The few points between the U.S.'s (65.9) and Italy's (61.8) scores may not seem like a huge difference, but those few bpms are significant over a lifetime.

"We pulled from so much data that even though the difference seems small, it's actually statistically significant and it can also be clinically significant," says McLean, which basically mean the difference is important for both research and IRL health concerns. "Even a 3 or 4 bpm difference in resting heart rate can have a huge impact over time on someone's general health, well-being, and morbidity. In fact, resting heart rate has been linked directly to your risk of death." Paying attention now?

The biggest culprits that hurt your RMR score? Lack of sleep, tobacco use, being overweight or obese, dehydration, and stress, says McLean. The easiest way to improve (i.e., lower) your RHR is to literally get your blood pumping. Your heart is a muscle, and if you want to get it in good shape, you have to work it out. (Yes, that means cardio.) However, he says that you can see significant improvements in your RHR just by increasing your overall activity levels each day—no marathon training or crazy HIIT workouts necessary.

Fitbit's research yielded other interesting results, too. Resting heart rates gradually increased with age up until you hit the 40–49 age group (which had the highest RHR for both sexes), then started to decline again. Because Fitbit's huge selection of RHR data is the first of its kind, this finding is pretty novel. Researchers aren't entirely sure why your RHR goes down after peaking sometime in your 40s, although McLean says it may have to do with age-related changes in heart mechanics.

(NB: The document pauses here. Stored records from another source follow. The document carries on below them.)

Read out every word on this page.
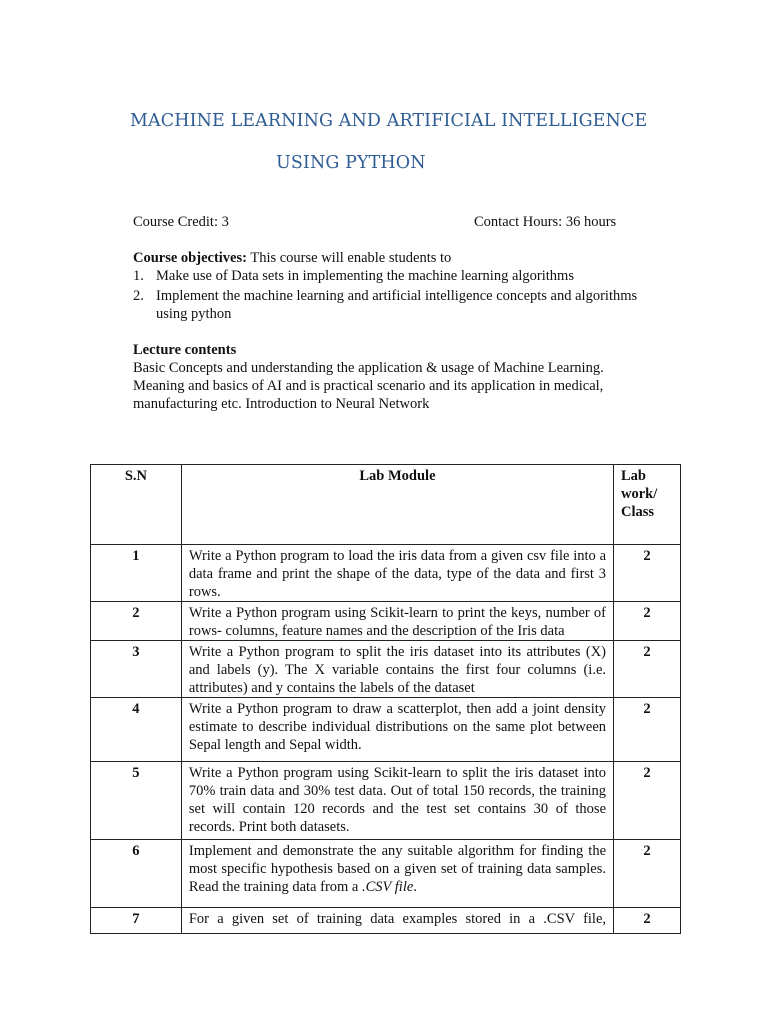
MACHINE LEARNING AND ARTIFICIAL INTELLIGENCE
USING PYTHON
Course Credit: 3	Contact Hours: 36 hours
Course objectives: This course will enable students to
1. Make use of Data sets in implementing the machine learning algorithms
2. Implement the machine learning and artificial intelligence concepts and algorithms using python
Lecture contents
Basic Concepts and understanding the application & usage of Machine Learning. Meaning and basics of AI and is practical scenario and its application in medical, manufacturing etc. Introduction to Neural Network
S.N	Lab Module	Lab work/ Class
1	Write a Python program to load the iris data from a given csv file into a data frame and print the shape of the data, type of the data and first 3 rows.	2
2	Write a Python program using Scikit-learn to print the keys, number of rows- columns, feature names and the description of the Iris data	2
3	Write a Python program to split the iris dataset into its attributes (X) and labels (y). The X variable contains the first four columns (i.e. attributes) and y contains the labels of the dataset	2
4	Write a Python program to draw a scatterplot, then add a joint density estimate to describe individual distributions on the same plot between Sepal length and Sepal width.	2
5	Write a Python program using Scikit-learn to split the iris dataset into 70% train data and 30% test data. Out of total 150 records, the training set will contain 120 records and the test set contains 30 of those records. Print both datasets.	2
6	Implement and demonstrate the any suitable algorithm for finding the most specific hypothesis based on a given set of training data samples. Read the training data from a .CSV file.	2
7	For a given set of training data examples stored in a .CSV file,	2
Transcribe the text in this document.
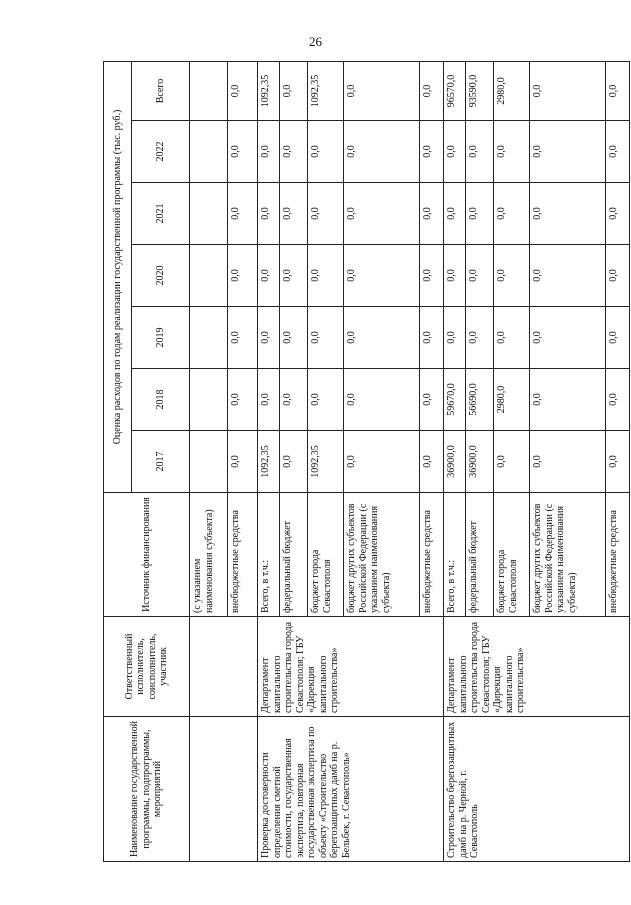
26
Наименование государственной программы, подпрограммы, мероприятий	Ответственный исполнитель, соисполнитель, участник	Источник финансирования	Оценка расходов по годам реализации государственной программы (тыс. руб.)						
			2017	2018	2019	2020	2021	2022	Всего
		(с указанием наименования субъекта)							
		внебюджетные средства	0,0	0,0	0,0	0,0	0,0	0,0	0,0
Проверка достоверности определения сметной стоимости, государственная экспертиза, повторная государственная экспертиза по объекту «Строительство берегозащитных дамб на р. Бельбек, г. Севастополь»	Департамент капитального строительства города Севастополя; ГБУ «Дирекция капитального строительства»	Всего, в т.ч.:	1092,35	0,0	0,0	0,0	0,0	0,0	1092,35
		федеральный бюджет	0,0	0,0	0,0	0,0	0,0	0,0	0,0
		бюджет города Севастополя	1092,35	0,0	0,0	0,0	0,0	0,0	1092,35
		бюджет других субъектов Российской Федерации (с указанием наименования субъекта)	0,0	0,0	0,0	0,0	0,0	0,0	0,0
		внебюджетные средства	0,0	0,0	0,0	0,0	0,0	0,0	0,0
Строительство берегозащитных дамб на р. Черной, г. Севастополь	Департамент капитального строительства города Севастополя; ГБУ «Дирекция капитального строительства»	Всего, в т.ч.:	36900,0	59670,0	0,0	0,0	0,0	0,0	96570,0
		федеральный бюджет	36900,0	56690,0	0,0	0,0	0,0	0,0	93590,0
		бюджет города Севастополя	0,0	2980,0	0,0	0,0	0,0	0,0	2980,0
		бюджет других субъектов Российской Федерации (с указанием наименования субъекта)	0,0	0,0	0,0	0,0	0,0	0,0	0,0
		внебюджетные средства	0,0	0,0	0,0	0,0	0,0	0,0	0,0
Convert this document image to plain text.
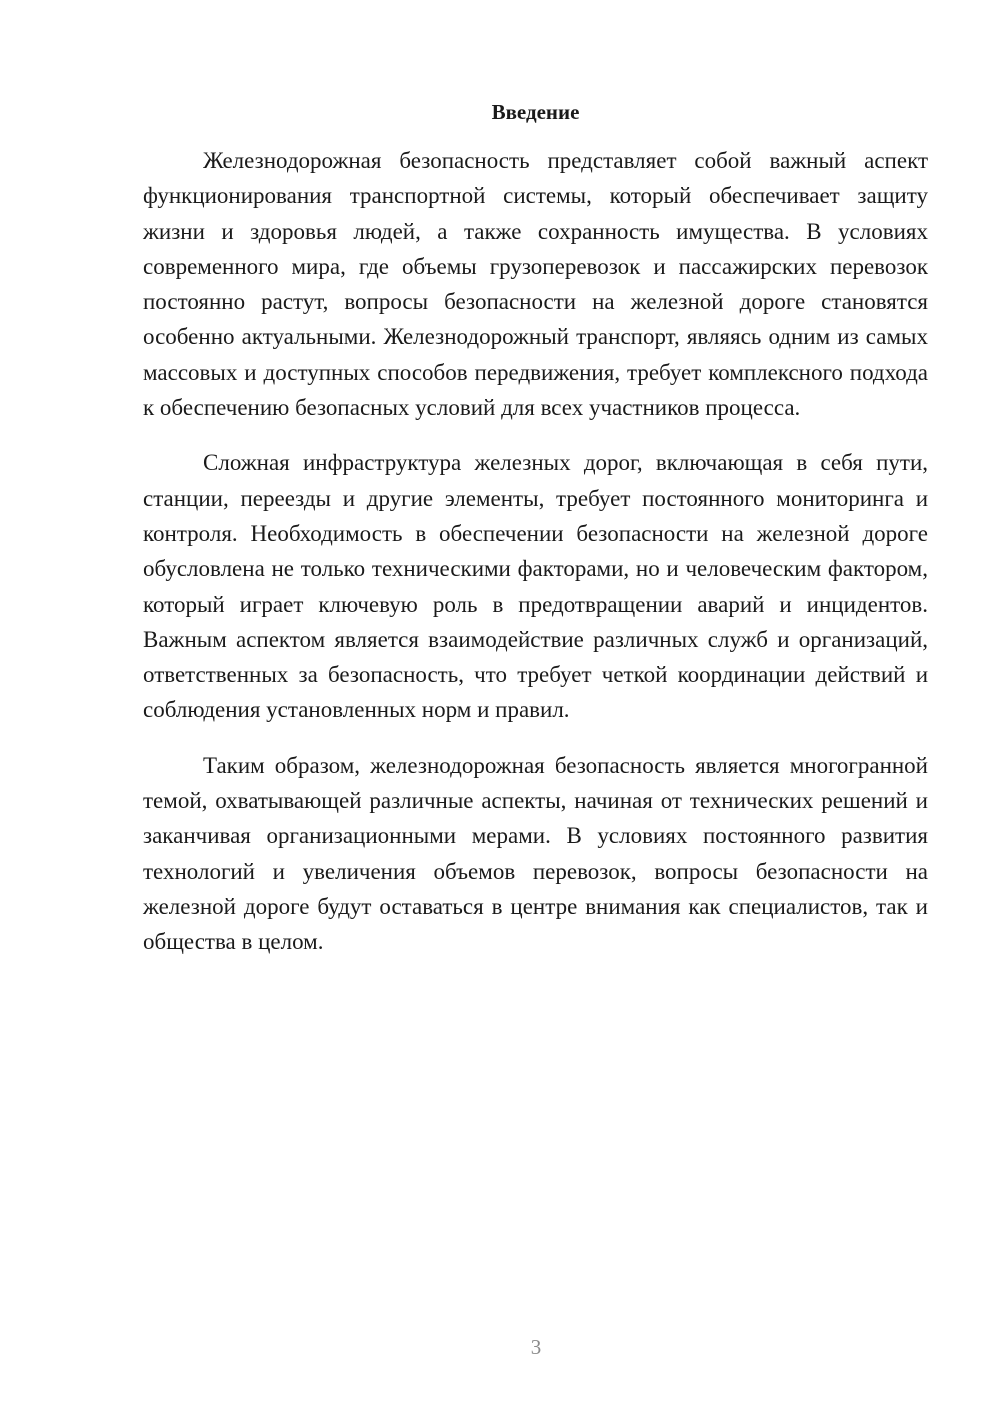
Введение

Железнодорожная безопасность представляет собой важный аспект функционирования транспортной системы, который обеспечивает защиту жизни и здоровья людей, а также сохранность имущества. В условиях современного мира, где объемы грузоперевозок и пассажирских перевозок постоянно растут, вопросы безопасности на железной дороге становятся особенно актуальными. Железнодорожный транспорт, являясь одним из самых массовых и доступных способов передвижения, требует комплексного подхода к обеспечению безопасных условий для всех участников процесса.

Сложная инфраструктура железных дорог, включающая в себя пути, станции, переезды и другие элементы, требует постоянного мониторинга и контроля. Необходимость в обеспечении безопасности на железной дороге обусловлена не только техническими факторами, но и человеческим фактором, который играет ключевую роль в предотвращении аварий и инцидентов. Важным аспектом является взаимодействие различных служб и организаций, ответственных за безопасность, что требует четкой координации действий и соблюдения установленных норм и правил.

Таким образом, железнодорожная безопасность является многогранной темой, охватывающей различные аспекты, начиная от технических решений и заканчивая организационными мерами. В условиях постоянного развития технологий и увеличения объемов перевозок, вопросы безопасности на железной дороге будут оставаться в центре внимания как специалистов, так и общества в целом.

3
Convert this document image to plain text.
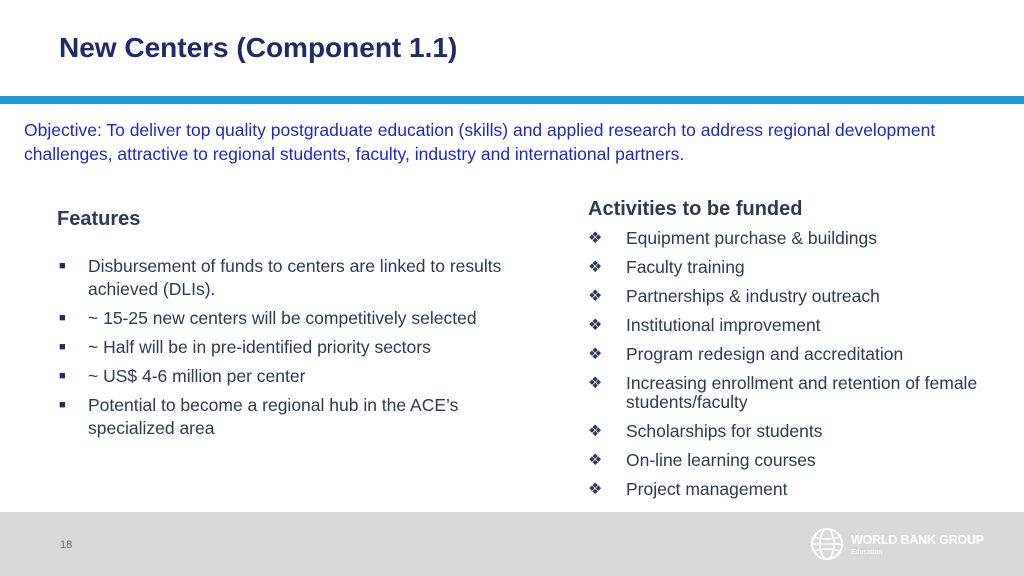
New Centers (Component 1.1)
Objective: To deliver top quality postgraduate education (skills) and applied research to address regional development challenges, attractive to regional students, faculty, industry and international partners.
Features
■ Disbursement of funds to centers are linked to results achieved (DLIs).
■ ~ 15-25 new centers will be competitively selected
■ ~ Half will be in pre-identified priority sectors
■ ~ US$ 4-6 million per center
■ Potential to become a regional hub in the ACE’s specialized area
Activities to be funded
❖ Equipment purchase & buildings
❖ Faculty training
❖ Partnerships & industry outreach
❖ Institutional improvement
❖ Program redesign and accreditation
❖ Increasing enrollment and retention of female students/faculty
❖ Scholarships for students
❖ On-line learning courses
❖ Project management
18	WORLD BANK GROUP
Education
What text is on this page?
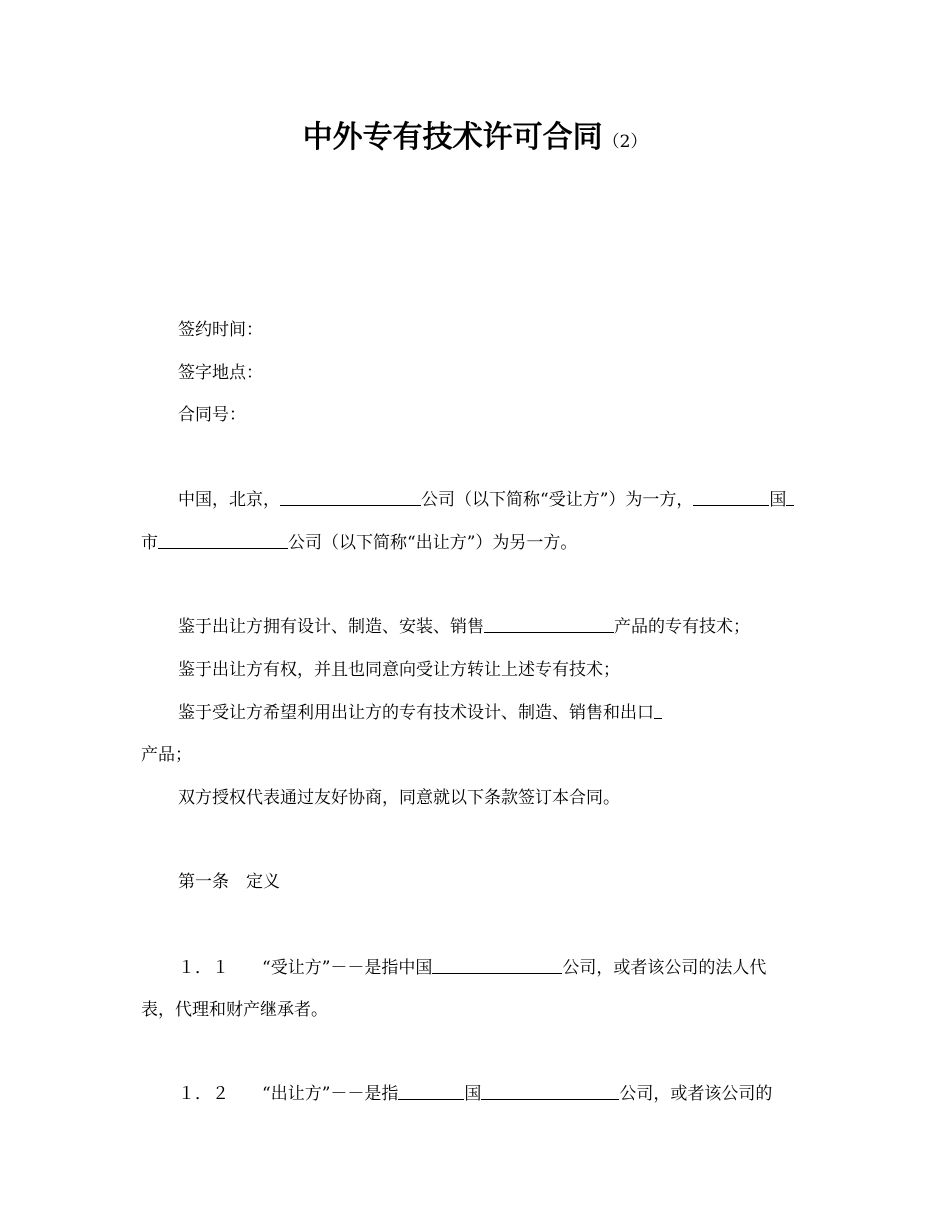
中外专有技术许可合同（2）
签约时间：
签字地点：
合同号：
中国，北京，	公司（以下简称“受让方”）为一方，	国
市	公司（以下简称“出让方”）为另一方。
鉴于出让方拥有设计、制造、安装、销售	产品的专有技术；
鉴于出让方有权，并且也同意向受让方转让上述专有技术；
鉴于受让方希望利用出让方的专有技术设计、制造、销售和出口
产品；
双方授权代表通过友好协商，同意就以下条款签订本合同。
第一条　定义
１．１ “受让方”－－是指中国	公司，或者该公司的法人代
表，代理和财产继承者。
１．２ “出让方”－－是指	国	公司，或者该公司的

The health tech company also noticed that female users had a higher average RHR overall than male users by 3 bpm. Before you panic, listen up: This doesn't have any health indications, but rather is a result of anatomical differences in heart size and hormone levels. (Really, don't worry: Women consistently live longer than men.)

How Does Your Resting Heart Rate Compare?

The best way to get your RHR is to wear a heart-rate monitor like Fitbit while you sleep. No device? To measure it yourself, find your pulse on your wrist first thing in the morning (without an alarm clock or other stimulation or distractions). Count the number of beats in 30 seconds and multiply that number by two. Consider making note of your RHR on two or three different mornings and averaging your results, says Cary Raffle, a certified personal trainer and exercise science pro in NYC, as we reported in How to Find (and Train In) Your Personal Heart-Rate Zones. This can ensure you didn't just record a number on a particularly stressful day or after a rough night's sleep.

Keep an eye on your RHR over time to know what's normal and abnormal for you, says Harley Pasternak, celebrity trainer and Fitbit ambassador, in a press release. That way, you can monitor how your health is changing, and know if you're ever in a situation where you need to seek advice from your doc.

And, post–cardio sesh, why not take a cue from RHR winner Italy and stock up on red wine and pasta, and treat every day like vacay.